While it is typical to have someone who objects to a proposed trail, in most cases we see an about-face once the trail opens for public use. One property owner actually called me a couple months after the trail opened and apologized for being difficult during construction. She discovered how much she loved the trail! She said that all of the neighbors now meet on the trail where their children are able to safely ride their bikes.

The best way to handle trail opposition is to have a conversation and find the why. Getting to the heart of the matter allows for clarification and, if needed, compromise.
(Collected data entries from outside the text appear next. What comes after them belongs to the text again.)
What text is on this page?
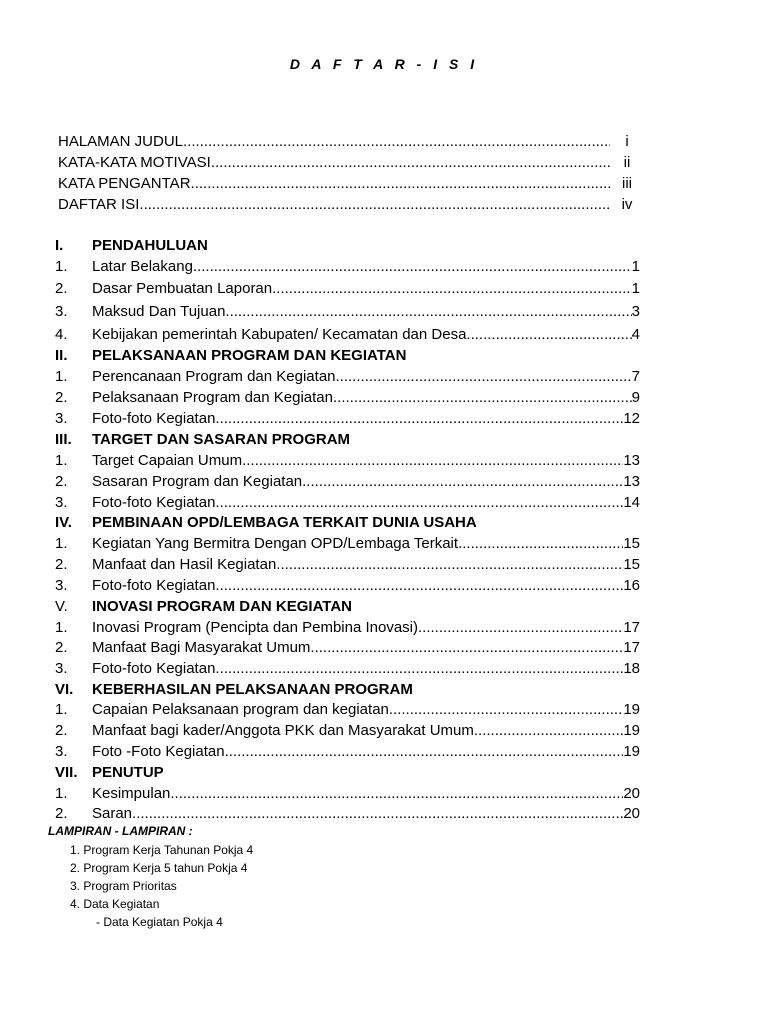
D A F T A R - I S I
HALAMAN JUDUL .....	i
KATA-KATA MOTIVASI .....	ii
KATA PENGANTAR .....	iii
DAFTAR ISI .....	iv
I.	PENDAHULUAN
1.	Latar Belakang .....	1
2.	Dasar Pembuatan Laporan .....	1
3.	Maksud Dan Tujuan .....	3
4.	Kebijakan pemerintah Kabupaten/ Kecamatan dan Desa .....	4
II.	PELAKSANAAN PROGRAM DAN KEGIATAN
1.	Perencanaan Program dan Kegiatan .....	7
2.	Pelaksanaan Program dan Kegiatan .....	9
3.	Foto-foto Kegiatan .....	12
III.	TARGET DAN SASARAN PROGRAM
1.	Target Capaian Umum .....	13
2.	Sasaran Program dan Kegiatan .....	13
3.	Foto-foto Kegiatan .....	14
IV.	PEMBINAAN OPD/LEMBAGA TERKAIT DUNIA USAHA
1.	Kegiatan Yang Bermitra Dengan OPD/Lembaga Terkait .....	15
2.	Manfaat dan Hasil Kegiatan .....	15
3.	Foto-foto Kegiatan .....	16
V.	INOVASI PROGRAM DAN KEGIATAN
1.	Inovasi Program (Pencipta dan Pembina Inovasi) .....	17
2.	Manfaat Bagi Masyarakat Umum .....	17
3.	Foto-foto Kegiatan .....	18
VI.	KEBERHASILAN PELAKSANAAN PROGRAM
1.	Capaian Pelaksanaan program dan kegiatan .....	19
2.	Manfaat bagi kader/Anggota PKK dan Masyarakat Umum .....	19
3.	Foto -Foto Kegiatan .....	19
VII. PENUTUP
1.	Kesimpulan .....	20
2.	Saran .....	20
LAMPIRAN - LAMPIRAN :
1. Program Kerja Tahunan Pokja 4
2. Program Kerja 5 tahun Pokja 4
3. Program Prioritas
4. Data Kegiatan
- Data Kegiatan Pokja 4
It can be hard for some people to visualize how a trail will benefit them until they have one nearby, but most people eventually come around. And, in the process you meet some interesting people. Here are a few of my favorites:

  • A couple who owned a bed and breakfast along a proposed trail’s route voiced their vehement complaints about anything involving the trail during the design process. They would not allow the contractor to set foot on their property, not even to build a retaining wall at the edge of the right-of-way. After the trail opened, I checked their website, and not only was the trail listed as one of their key attractions, they stocked bicycles for their guests to use!
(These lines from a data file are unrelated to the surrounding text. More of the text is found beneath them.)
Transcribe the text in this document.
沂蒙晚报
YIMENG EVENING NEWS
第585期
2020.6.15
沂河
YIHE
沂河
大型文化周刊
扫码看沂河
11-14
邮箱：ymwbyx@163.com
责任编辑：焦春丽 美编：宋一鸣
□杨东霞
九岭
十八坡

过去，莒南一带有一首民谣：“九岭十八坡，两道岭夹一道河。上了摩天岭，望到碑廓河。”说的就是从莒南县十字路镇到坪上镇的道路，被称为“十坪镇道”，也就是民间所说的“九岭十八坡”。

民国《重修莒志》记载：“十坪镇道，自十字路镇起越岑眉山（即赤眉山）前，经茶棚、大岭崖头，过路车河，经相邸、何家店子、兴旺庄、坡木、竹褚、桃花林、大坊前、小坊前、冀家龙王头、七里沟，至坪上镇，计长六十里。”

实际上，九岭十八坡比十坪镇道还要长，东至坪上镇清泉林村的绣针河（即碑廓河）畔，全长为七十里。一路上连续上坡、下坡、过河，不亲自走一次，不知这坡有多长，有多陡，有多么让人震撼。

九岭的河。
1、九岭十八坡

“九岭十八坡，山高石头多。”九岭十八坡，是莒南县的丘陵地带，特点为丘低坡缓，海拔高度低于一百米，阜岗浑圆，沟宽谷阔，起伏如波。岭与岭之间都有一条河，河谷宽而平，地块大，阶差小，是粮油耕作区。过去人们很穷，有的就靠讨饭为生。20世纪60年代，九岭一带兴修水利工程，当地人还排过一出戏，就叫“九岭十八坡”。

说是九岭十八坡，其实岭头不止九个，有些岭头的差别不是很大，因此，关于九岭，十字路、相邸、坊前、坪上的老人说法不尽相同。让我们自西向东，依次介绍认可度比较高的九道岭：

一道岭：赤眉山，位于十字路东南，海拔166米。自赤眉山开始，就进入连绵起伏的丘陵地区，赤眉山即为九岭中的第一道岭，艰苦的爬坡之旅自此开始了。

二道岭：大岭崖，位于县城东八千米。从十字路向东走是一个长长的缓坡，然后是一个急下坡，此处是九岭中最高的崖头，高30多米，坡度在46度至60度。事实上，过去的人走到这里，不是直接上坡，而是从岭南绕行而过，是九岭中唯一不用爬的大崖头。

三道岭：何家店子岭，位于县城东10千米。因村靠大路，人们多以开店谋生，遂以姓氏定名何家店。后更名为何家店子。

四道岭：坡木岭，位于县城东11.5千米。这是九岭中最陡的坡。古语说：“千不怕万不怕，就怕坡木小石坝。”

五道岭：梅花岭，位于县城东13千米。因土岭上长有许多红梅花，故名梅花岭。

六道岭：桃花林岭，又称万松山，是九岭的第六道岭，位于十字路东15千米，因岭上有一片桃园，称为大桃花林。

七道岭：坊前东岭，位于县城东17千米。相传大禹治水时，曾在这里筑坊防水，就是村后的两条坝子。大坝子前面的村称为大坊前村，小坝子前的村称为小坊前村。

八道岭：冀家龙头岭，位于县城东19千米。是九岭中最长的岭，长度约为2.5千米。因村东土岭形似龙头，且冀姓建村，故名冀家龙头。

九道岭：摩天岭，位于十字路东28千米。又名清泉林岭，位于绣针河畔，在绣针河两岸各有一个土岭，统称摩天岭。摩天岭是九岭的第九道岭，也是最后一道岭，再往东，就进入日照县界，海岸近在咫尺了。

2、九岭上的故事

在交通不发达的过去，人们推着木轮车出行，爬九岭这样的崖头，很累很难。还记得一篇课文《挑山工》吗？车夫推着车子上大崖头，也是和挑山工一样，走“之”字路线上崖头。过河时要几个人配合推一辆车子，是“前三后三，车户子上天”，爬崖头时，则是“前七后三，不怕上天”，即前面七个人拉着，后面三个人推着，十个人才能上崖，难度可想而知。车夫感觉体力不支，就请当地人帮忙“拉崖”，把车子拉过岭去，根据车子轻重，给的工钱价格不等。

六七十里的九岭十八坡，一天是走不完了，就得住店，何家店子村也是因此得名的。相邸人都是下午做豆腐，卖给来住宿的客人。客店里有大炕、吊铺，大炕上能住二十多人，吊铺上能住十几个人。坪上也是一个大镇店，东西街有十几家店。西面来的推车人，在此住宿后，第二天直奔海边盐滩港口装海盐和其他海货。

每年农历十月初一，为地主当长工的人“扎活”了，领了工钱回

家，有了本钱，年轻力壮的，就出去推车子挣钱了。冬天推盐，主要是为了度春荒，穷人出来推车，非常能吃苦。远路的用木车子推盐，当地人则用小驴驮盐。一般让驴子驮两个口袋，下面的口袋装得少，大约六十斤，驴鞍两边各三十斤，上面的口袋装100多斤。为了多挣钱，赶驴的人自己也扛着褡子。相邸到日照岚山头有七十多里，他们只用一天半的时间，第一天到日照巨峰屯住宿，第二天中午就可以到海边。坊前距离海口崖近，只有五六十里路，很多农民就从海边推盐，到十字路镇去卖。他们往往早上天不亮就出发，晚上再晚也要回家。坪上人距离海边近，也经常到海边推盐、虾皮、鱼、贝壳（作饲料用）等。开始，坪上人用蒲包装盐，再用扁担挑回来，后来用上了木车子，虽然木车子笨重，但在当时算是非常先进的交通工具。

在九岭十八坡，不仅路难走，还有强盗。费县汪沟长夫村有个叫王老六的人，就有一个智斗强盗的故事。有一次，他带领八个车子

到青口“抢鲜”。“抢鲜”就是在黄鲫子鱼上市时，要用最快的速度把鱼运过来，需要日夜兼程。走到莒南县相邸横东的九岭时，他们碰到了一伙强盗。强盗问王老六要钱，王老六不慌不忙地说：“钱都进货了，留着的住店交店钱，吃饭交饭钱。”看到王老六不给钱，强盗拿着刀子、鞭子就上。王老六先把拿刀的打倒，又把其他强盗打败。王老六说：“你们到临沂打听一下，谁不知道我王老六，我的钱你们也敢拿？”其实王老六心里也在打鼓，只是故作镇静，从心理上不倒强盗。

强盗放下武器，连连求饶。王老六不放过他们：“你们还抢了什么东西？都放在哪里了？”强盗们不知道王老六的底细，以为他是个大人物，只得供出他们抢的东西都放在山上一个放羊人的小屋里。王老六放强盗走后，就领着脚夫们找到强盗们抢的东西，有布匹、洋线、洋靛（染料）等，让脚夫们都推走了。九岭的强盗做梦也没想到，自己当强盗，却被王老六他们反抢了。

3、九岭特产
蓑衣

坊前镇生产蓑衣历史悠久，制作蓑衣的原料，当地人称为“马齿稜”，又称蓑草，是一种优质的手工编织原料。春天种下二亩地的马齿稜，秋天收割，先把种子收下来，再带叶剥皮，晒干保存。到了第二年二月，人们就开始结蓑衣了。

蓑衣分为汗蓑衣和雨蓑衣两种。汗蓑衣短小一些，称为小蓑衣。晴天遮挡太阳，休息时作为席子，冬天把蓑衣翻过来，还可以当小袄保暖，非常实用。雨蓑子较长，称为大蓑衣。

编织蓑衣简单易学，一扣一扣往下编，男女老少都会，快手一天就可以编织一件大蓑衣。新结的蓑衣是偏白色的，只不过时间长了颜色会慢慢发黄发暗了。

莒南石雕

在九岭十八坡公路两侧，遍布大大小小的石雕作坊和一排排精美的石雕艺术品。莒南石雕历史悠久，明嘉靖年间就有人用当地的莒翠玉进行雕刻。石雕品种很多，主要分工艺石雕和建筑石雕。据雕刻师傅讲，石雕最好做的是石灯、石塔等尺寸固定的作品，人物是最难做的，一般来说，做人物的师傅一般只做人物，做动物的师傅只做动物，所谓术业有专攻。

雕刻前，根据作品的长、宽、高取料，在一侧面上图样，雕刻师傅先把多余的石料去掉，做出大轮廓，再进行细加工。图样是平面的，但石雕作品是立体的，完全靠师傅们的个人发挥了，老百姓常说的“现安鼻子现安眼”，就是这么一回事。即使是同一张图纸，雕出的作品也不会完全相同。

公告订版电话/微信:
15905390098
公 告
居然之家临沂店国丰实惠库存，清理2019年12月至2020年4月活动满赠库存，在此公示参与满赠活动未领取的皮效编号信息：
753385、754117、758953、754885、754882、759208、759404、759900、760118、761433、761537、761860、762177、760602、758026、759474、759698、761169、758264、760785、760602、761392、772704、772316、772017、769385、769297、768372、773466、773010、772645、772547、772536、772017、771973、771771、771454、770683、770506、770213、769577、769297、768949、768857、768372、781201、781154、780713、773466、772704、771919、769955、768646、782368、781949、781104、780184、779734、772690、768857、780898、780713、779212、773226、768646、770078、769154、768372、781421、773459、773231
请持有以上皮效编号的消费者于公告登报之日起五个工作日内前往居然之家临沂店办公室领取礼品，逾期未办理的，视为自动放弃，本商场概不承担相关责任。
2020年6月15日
  • One woman became so upset when the contractor cleared sod from her lawn that she began weeping. As the bulldozer approached, she lay down in its path and wouldn’t get up. Finally, we convinced her that we would replace her precious petunias as soon as the contractor paved the trail.
  • Another time, an anti-government/militia-type person who was opposed to a trail began making vague threats to me. To him, this project represented the government abusing its power. Ironically, he then threatened to call the police and have me put in jail!
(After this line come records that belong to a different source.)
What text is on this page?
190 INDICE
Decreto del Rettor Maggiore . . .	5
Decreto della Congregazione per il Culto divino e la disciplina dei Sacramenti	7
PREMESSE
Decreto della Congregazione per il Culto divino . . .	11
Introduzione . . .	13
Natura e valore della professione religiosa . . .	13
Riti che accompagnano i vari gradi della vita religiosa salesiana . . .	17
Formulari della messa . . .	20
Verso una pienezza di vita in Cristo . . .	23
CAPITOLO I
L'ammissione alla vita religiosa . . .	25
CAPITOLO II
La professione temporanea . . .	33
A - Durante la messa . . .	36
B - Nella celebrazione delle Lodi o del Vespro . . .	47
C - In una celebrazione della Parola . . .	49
  • I once met with an angry man whose body shook as if he was freezing as we talked. Our trail project planned to take out several scrub trees within the right-of-way, which he considered his front yard. This triggered his paranoia, because he felt the trees were the last barrier between him and those out to ‘get’ him. Looking me in the eye he said “I better go inside now. I’m afraid I’ll do something I’ll regret if I don’t.”
  • We try to design our trails to serve as many people as we can. One trail connected a new development with a park, and passed in front of several houses on a busy road. One of those homeowners objected to the trail. His rationale—he was afraid with the trail traffic by his house that someone would steal the tires off his cars.
  • An elderly man was so upset about a trail that he was afraid he would have a heart attack during its construction. His parting words to me were “If I die during this project, you’re to blame, and that’s something you’ll have to live with for the rest of your life.”
  • While a trail was under construction an elderly man emerged from his house carrying his oxygen tank in one arm and waving a shotgun in the other while chasing the contractor away from his yard. This was his not-so-subtle way of voicing his displeasure with a new trail.
  • When a utility line is accidentally cut, I always hope that it is a “non-essential” service like electricity or telephone; homeowners are more understanding of these mishaps than when it’s their cable TV line that’s cut!!

Scott Post is a board member at the West Michigan Trails and Greenways Coalition. He has designed nearly 150 miles of non-motorized trails in Michigan.